Jim Anderson is in his 29th year as Bengals running backs coach, setting a franchise record for most total seasons in any full coaching staff role. In 2012 he breaks a tie with former strength and conditioning coach Kim Wood, who coached 28 seasons (1975-2002).

Jim Anderson is in his 29th year as Bengals running backs coach, setting a franchise record for most total seasons in any full coaching staff role. In 2012 he breaks a tie with former strength and conditioning coach Kim Wood, who coached 28 seasons (1975-2002).

Anderson has coached a long line of Bengals running backs to outstanding performances, with five earning spots in the Pro Bowl. And over the past four seasons, he guided a notable comeback for Cedric Benson, a high first-round draft pick who had struggled to break through in three seasons with Chicago.

Benson led the Bengals in yards from scrimmage in all four of his seasons, and in each of his three full seasons (2009-11), he topped the 1000-yard rushing mark (average of 1143 yards).

Among current NFL position coaches, Anderson has the most years with his team. He joined the Bengals in 1984, after 13 seasons as a college coach. He has worked under five Bengals head coaches — Sam Wyche, Dave Shula, Bruce Coslet, Dick LeBeau and Marvin Lewis.

Anderson has been the coach in charge of nearly every running back listed in the Bengals record book. The top 15 individual rushing seasons in Bengals history have all been accomplished by backs coached by Anderson, and his roster of Pro Bowl backs includes:

» James Brooks (played 1984-91, four Pro Bowls): Amassed 6447 yards with an average of 4.8 yards per carry, and he was one of the best receiving RBs in NFL history, with 297 catches for 3012 yards as a Bengal.

» Harold Green (played 1990-95, one Pro Bowl): Ranks fifth in Bengals rushing yards (3727) and made the Pro Bowl after the ’92 season with 1170 yards and a 4.4 average.

» Corey Dillon (played 1997-2003, three Pro Bowls): Leads Bengals in all-time rushing yards (8061) and held one of the NFL’s glamour records when he rushed for then-league best 278 yards vs. Denver in 2000.

» Lorenzo Neal (played 2001-02): Earned his first Pro Bowl berth in ’02, as lead blocker for Corey Dillon’s 1311 rushing yards.

» Rudi Johnson (played 2001-07, one Pro Bowl): Johnson owns the two top rushing seasons in Bengals history (1458 and 1454 yards), and his 4221 yards over 2004-06 are the most by any Bengal in a three-year span.
 
Anderson is also one of the coaches behind the NFL’s top team rushing performance in the last 61 years. On Oct. 22, 2000, when Dillon rushed for 278 yards vs. Denver, the team gained 407 on the ground. It’s the fifth-best team rushing total in NFL history and stands entering 2012 as the most since 1950, when the N.Y. Giants gained 423 against Baltimore.

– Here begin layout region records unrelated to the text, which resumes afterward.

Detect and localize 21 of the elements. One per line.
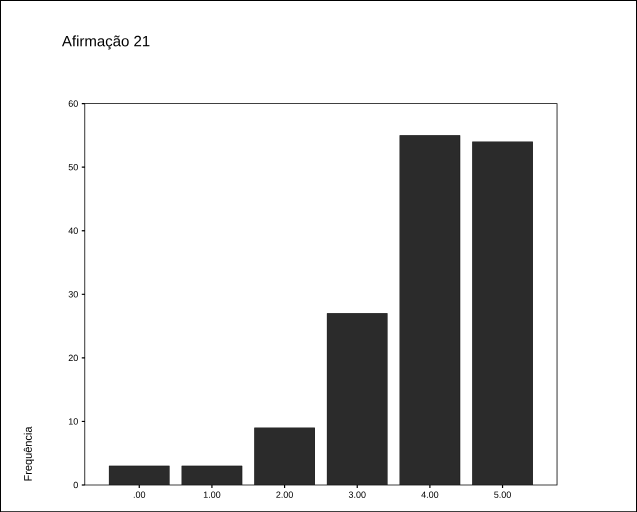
bar bbox=[109, 466, 170, 485]
bar bbox=[327, 313, 388, 485]
y-tick-label: 60 bbox=[68, 100, 78, 107]
bar bbox=[254, 428, 315, 485]
y-tick-label: 30 bbox=[68, 291, 78, 298]
y-axis-title: Frequência bbox=[24, 426, 34, 480]
bar bbox=[182, 466, 242, 485]
x-tick-label: .00 bbox=[134, 491, 146, 498]
x-tick-label: 3.00 bbox=[348, 491, 366, 498]
x-tick-label: 2.00 bbox=[276, 491, 293, 498]
chart-title: Afirmação 21 bbox=[62, 35, 150, 50]
y-tick-label: 40 bbox=[68, 227, 78, 234]
bar bbox=[472, 141, 533, 485]
x-tick-label: 1.00 bbox=[204, 491, 220, 498]
y-tick-label: 10 bbox=[68, 418, 78, 425]
y-tick-label: 20 bbox=[68, 354, 78, 361]
y-tick-label: 50 bbox=[68, 164, 78, 170]
x-tick-label: 5.00 bbox=[494, 491, 511, 498]
x-tick-label: 4.00 bbox=[421, 491, 438, 498]
bar bbox=[400, 135, 460, 485]
y-tick-label: 0 bbox=[74, 482, 78, 488]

Anderson also coached Ickey Woods, who was a league-wide sensation as a rookie in 1988 before having his career derailed by a knee injury in ’89.

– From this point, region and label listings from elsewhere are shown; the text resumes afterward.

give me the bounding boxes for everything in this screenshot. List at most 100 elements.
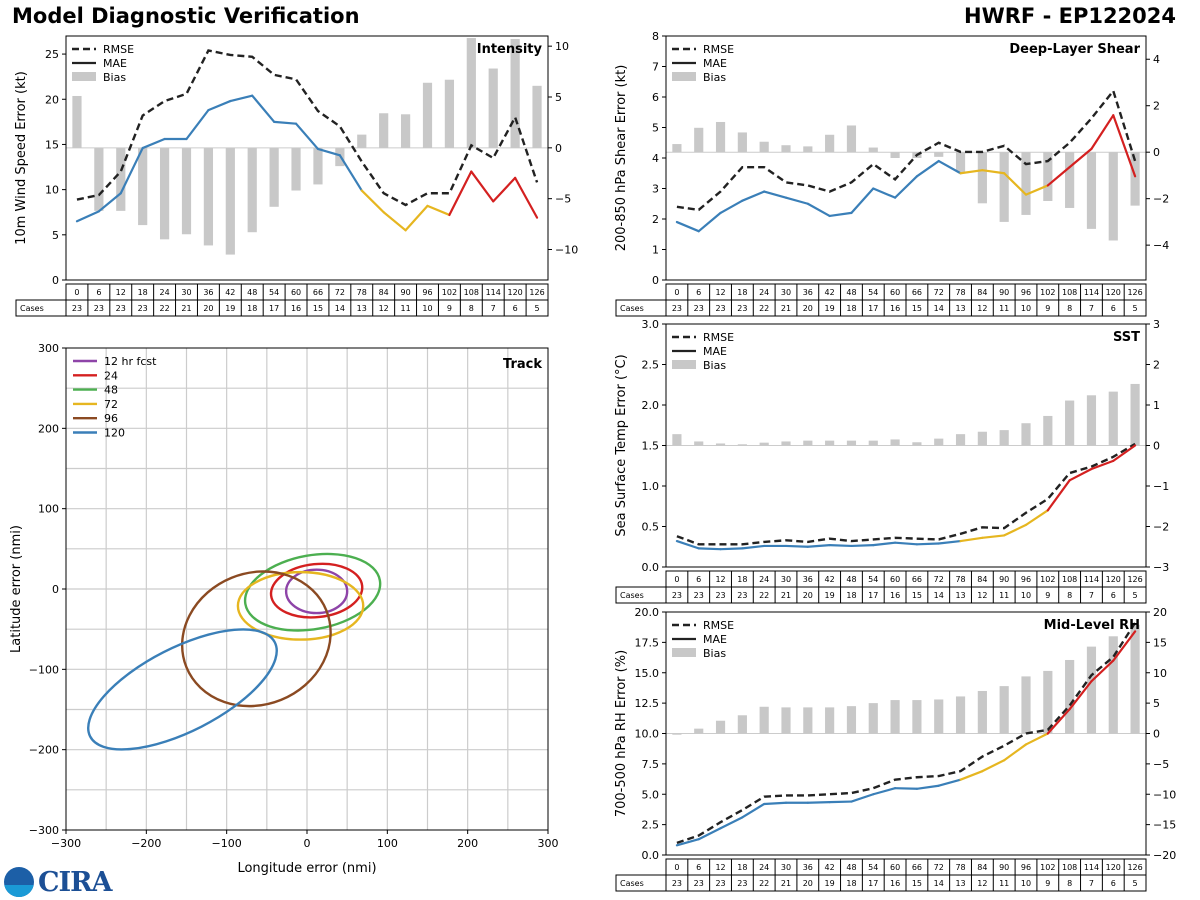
mae-segment [893, 787, 919, 790]
mae-segment [1024, 509, 1049, 526]
bias-bar [400, 114, 411, 148]
hour-cell: 114 [1084, 863, 1099, 872]
bias-bar [781, 441, 791, 446]
cases-cell: 15 [313, 304, 323, 313]
panel-intensity: 0 5 10 15 20 25 −10 −5 0 5 10 10m Wind Speed Error … [14, 35, 578, 317]
hour-cell: 66 [912, 863, 922, 872]
cases-cell: 19 [825, 879, 835, 888]
mae-segment [1068, 467, 1093, 482]
mae-segment [97, 192, 122, 213]
cases-cell: 9 [447, 304, 452, 313]
hour-cell: 54 [868, 863, 878, 872]
y-tick-label: 3.0 [642, 318, 660, 331]
mae-segment [741, 190, 766, 202]
track-ellipse [269, 562, 364, 619]
y2-tick-label: −3 [1153, 561, 1169, 574]
y2-tick-label: −5 [555, 193, 571, 206]
mae-segment [850, 187, 875, 214]
x-tick-label: −200 [131, 837, 161, 850]
panel-rh: 0.0 2.5 5.0 7.5 10.0 12.5 15.0 17.5 20.0 −20 −15 −1… [614, 606, 1176, 892]
hour-cell: 126 [1127, 575, 1142, 584]
mae-segment [338, 154, 363, 192]
bias-bar [890, 439, 900, 446]
y2-tick-label: −10 [555, 244, 578, 257]
mae-segment [741, 544, 766, 550]
y2-tick-label: 0 [1153, 728, 1160, 741]
legend-label: 120 [104, 427, 125, 440]
track-ellipse [180, 570, 332, 708]
hour-cell: 42 [825, 575, 835, 584]
x-tick-label: 100 [377, 837, 398, 850]
cases-cell: 7 [491, 304, 496, 313]
bias-bar [846, 440, 857, 446]
bias-bar [466, 38, 476, 148]
bias-bar [1130, 383, 1140, 446]
mae-segment [893, 175, 919, 199]
cases-cell: 20 [803, 879, 813, 888]
cases-cell: 10 [1021, 591, 1031, 600]
hour-cell: 126 [1127, 863, 1142, 872]
mae-segment [426, 204, 451, 217]
hour-cell: 120 [1106, 863, 1121, 872]
bias-bar [422, 82, 433, 148]
y-tick-label: 17.5 [635, 636, 660, 649]
y-tick-label: 0.0 [642, 561, 660, 574]
mae-segment [915, 542, 940, 546]
hour-cell: 36 [203, 288, 213, 297]
bias-bar [977, 690, 987, 734]
mae-segment [697, 211, 722, 233]
y2-tick-label: −2 [1153, 193, 1169, 206]
mae-segment [959, 536, 984, 543]
noaa-logo-icon [4, 867, 34, 897]
mae-segment [1003, 743, 1028, 762]
y-tick-label: 15.0 [635, 667, 660, 680]
cases-cell: 11 [999, 879, 1009, 888]
mae-segment [828, 800, 853, 804]
bias-bar [72, 95, 82, 148]
cases-cell: 10 [1021, 879, 1031, 888]
legend-label: 48 [104, 384, 118, 397]
y-tick-label: 0.0 [642, 849, 660, 862]
mae-segment [719, 199, 744, 214]
bias-bar [934, 699, 944, 734]
bias-bar [934, 438, 944, 446]
bias-bar [846, 706, 857, 734]
hour-cell: 24 [759, 288, 769, 297]
hour-cell: 48 [247, 288, 257, 297]
cases-cell: 14 [335, 304, 345, 313]
bias-bar [737, 715, 747, 734]
cases-cell: 23 [94, 304, 104, 313]
mae-segment [981, 169, 1006, 175]
cases-cell: 23 [694, 591, 704, 600]
cases-cell: 17 [269, 304, 279, 313]
cases-cell: 18 [247, 304, 257, 313]
mae-segment [316, 147, 341, 157]
cases-cell: 20 [203, 304, 213, 313]
cira-logo-text: CIRA [38, 866, 113, 898]
bias-bar [672, 144, 682, 153]
legend-label: 96 [104, 412, 118, 425]
legend-label: 24 [104, 369, 118, 382]
cases-cell: 13 [955, 591, 965, 600]
mae-segment [119, 146, 144, 195]
mae-segment [1112, 630, 1137, 662]
y2-tick-label: 20 [1153, 606, 1167, 619]
legend-rmse-label: RMSE [703, 619, 734, 632]
mae-segment [763, 190, 788, 199]
y-axis-label: Sea Surface Temp Error (°C) [614, 354, 629, 536]
bias-bar [955, 152, 966, 172]
hour-cell: 18 [737, 288, 747, 297]
y-tick-label: 2.0 [642, 399, 660, 412]
rmse-line [676, 442, 1136, 546]
cases-cell: 16 [291, 304, 301, 313]
hour-cell: 72 [335, 288, 345, 297]
hour-cell: 12 [715, 288, 725, 297]
bias-bar [1065, 400, 1075, 446]
bias-bar [934, 152, 944, 157]
y-tick-label: 2.5 [642, 359, 660, 372]
bias-bar [1086, 152, 1097, 229]
bias-bar [379, 113, 389, 148]
cases-label: Cases [620, 304, 644, 313]
mae-segment [981, 534, 1006, 539]
y2-tick-label: 0 [1153, 440, 1160, 453]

Anderson’s troops won NFL rushing titles in 1988 and ’89, and won the AFC rushing crown in ’86. From 1986-90, the Bengals finished 2-4-1-1-5 in league rushing.

Anderson’s coaching excellence was recognized following the 2001 season when he was interviewed for the Stanford University head coaching job. Anderson was on the Stanford coaching staff from 1980-83.

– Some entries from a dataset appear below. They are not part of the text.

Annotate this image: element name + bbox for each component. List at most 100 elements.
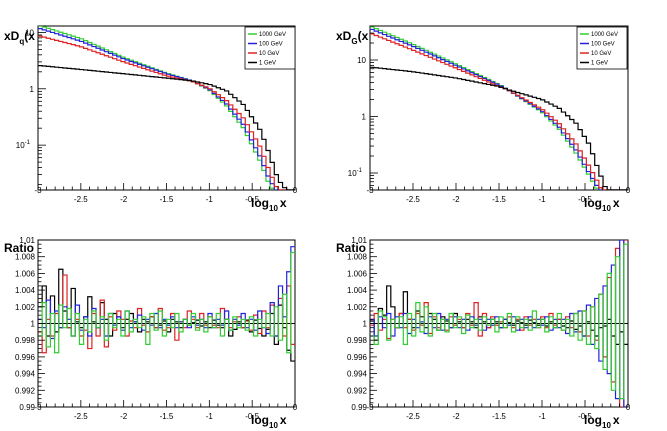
x-tick-label: -3 [366,403,374,412]
y-tick-label: 0.998 [347,336,368,345]
x-tick-label: -3 [366,186,374,195]
plot-data [370,240,628,407]
plot-data [38,246,295,362]
x-tick-label: -2.5 [406,195,420,204]
y-tick-label: 0.99 [19,403,35,412]
x-axis-title-sub: 10 [602,204,611,213]
y-axis-title-tail: (x [358,29,369,43]
y-tick-label: 1 [31,320,36,329]
y-axis-title: xDq(x [4,29,35,46]
x-axis-title-main: log [251,413,269,427]
y-tick-label-display: 10-1 [16,140,31,150]
y-tick-label: 1.004 [15,286,36,295]
y-tick-label: 10 [25,28,34,37]
plot-data [370,26,628,190]
y-tick-label: 0.996 [347,353,368,362]
x-tick-label: -1.5 [160,412,174,421]
y-axis-title-sub: G [351,37,357,46]
x-tick-label: -3 [34,403,42,412]
series-10-gev [38,35,295,190]
x-tick-label: -2 [120,195,128,204]
y-axis-title-main: Ratio [4,241,34,255]
series-10-gev [370,33,628,190]
x-axis-title-main: log [251,196,269,210]
x-tick-label: -2 [452,195,460,204]
series-1000-gev [38,251,295,354]
x-axis-title-sub: 10 [269,204,278,213]
x-axis-title-main: log [584,413,602,427]
legend-label: 1 GeV [591,61,608,67]
y-tick-label: 10 [357,56,366,65]
x-tick-label: 0 [626,403,631,412]
y-tick-exponent: -1 [25,140,31,146]
x-tick-label: -2.5 [406,412,420,421]
series-1-gev [370,66,628,190]
panel-ratio_quark: -3 -2.5 -2 -1.5 -1 -0.5 0 0.99 0.992 0.994 0.996 0.… [4,236,298,430]
panel-gluon: -3-2.5-2-1.5-1-0.5010110-110-1xDG(xlog10… [336,25,631,213]
series-1-gev [38,64,295,190]
legend-label: 10 GeV [259,51,279,57]
x-tick-label: -1.5 [160,195,174,204]
x-tick-label: 0 [293,186,298,195]
legend: 1000 GeV 100 GeV 10 GeV 1 GeV [576,26,628,70]
panel-quark: -3-2.5-2-1.5-1-0.5010110-110-1xDq(xlog10… [4,25,298,213]
y-axis-title-tail: (x [24,29,35,43]
y-tick-label: 1 [30,85,35,94]
legend-label: 100 GeV [591,42,615,48]
y-axis-title-main: xD [4,29,20,43]
y-tick-label: 1.002 [15,303,36,312]
plot-data [38,26,295,190]
x-axis-title-tail: x [280,413,287,427]
x-tick-label: -1.5 [492,412,506,421]
legend-label: 1000 GeV [259,32,286,38]
legend-label: 100 GeV [259,42,283,48]
series-100-gev [370,28,628,190]
x-tick-label: 0 [293,403,298,412]
y-tick-label: 1 [363,320,368,329]
y-tick-label: 1.002 [347,303,368,312]
y-axis-title: xDG(x [336,29,369,46]
legend: 1000 GeV 100 GeV 10 GeV 1 GeV [244,26,296,70]
y-tick-label: 1 [362,113,367,122]
y-tick-label: 0.996 [15,353,36,362]
y-tick-label-display: 10-1 [348,168,363,178]
series-1000-gev [370,243,628,400]
y-tick-label: 0.992 [347,386,368,395]
x-tick-label: -1 [206,195,214,204]
x-axis-title: log10 x [584,413,620,430]
x-tick-label: -0.5 [245,195,259,204]
y-tick-label: 1.008 [347,253,368,262]
x-tick-label: -0.5 [245,412,259,421]
x-tick-label: -2 [120,412,128,421]
y-axis-title: Ratio [4,241,34,255]
y-tick-label: 1.01 [351,236,367,245]
y-tick-label: 1.006 [347,269,368,278]
x-axis-title: log10 x [251,196,287,213]
x-axis-title-main: log [584,196,602,210]
y-axis-title-main: xD [336,29,352,43]
x-tick-label: 0 [626,186,631,195]
x-tick-label: -0.5 [578,412,592,421]
y-tick-label: 1.006 [15,269,36,278]
y-tick-label: 0.99 [351,403,367,412]
x-tick-label: -2 [452,412,460,421]
y-tick-label: 1.004 [347,286,368,295]
series-100-gev [38,28,295,190]
y-tick-exponent: -1 [357,168,363,174]
x-axis-title: log10 x [251,413,287,430]
y-axis-title-sub: q [19,37,24,46]
x-tick-label: -1 [538,195,546,204]
x-axis-title-tail: x [280,196,287,210]
y-tick-label: 0.994 [15,370,36,379]
panel-ratio_gluon: -3 -2.5 -2 -1.5 -1 -0.5 0 0.99 0.992 0.994 0.996 0.… [336,236,631,430]
x-tick-label: -1 [538,412,546,421]
legend-label: 10 GeV [591,51,611,57]
x-axis-title-sub: 10 [602,421,611,430]
y-tick-label: 1.008 [15,253,36,262]
x-axis-title-tail: x [613,196,620,210]
x-tick-label: -1 [206,412,214,421]
legend-label: 1 GeV [259,61,276,67]
x-tick-label: -2.5 [74,195,88,204]
y-tick-label: 0.994 [347,370,368,379]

Anderson was born March 27, 1948, in Harrisburg, Pa. He graduated from Cal Western with a degree in physical education, and has a lifetime teaching certificate in California. Jim and his wife, Marcia, have a son, Derek.

PLAYING AND COACHING HISTORY - 1967-69: Linebacker-def. end at Cal-Western (U.S. International). 1970-71: Assistant coach (AC), Cal Western. 1973: AC, Scottsdale (Ariz.) Community College. 1974-75: AC, Nevada-Las Vegas. 1976-79: AC, Southern Methodist. 1980-83: AC, Stanford. 1984-present: AC, Bengals.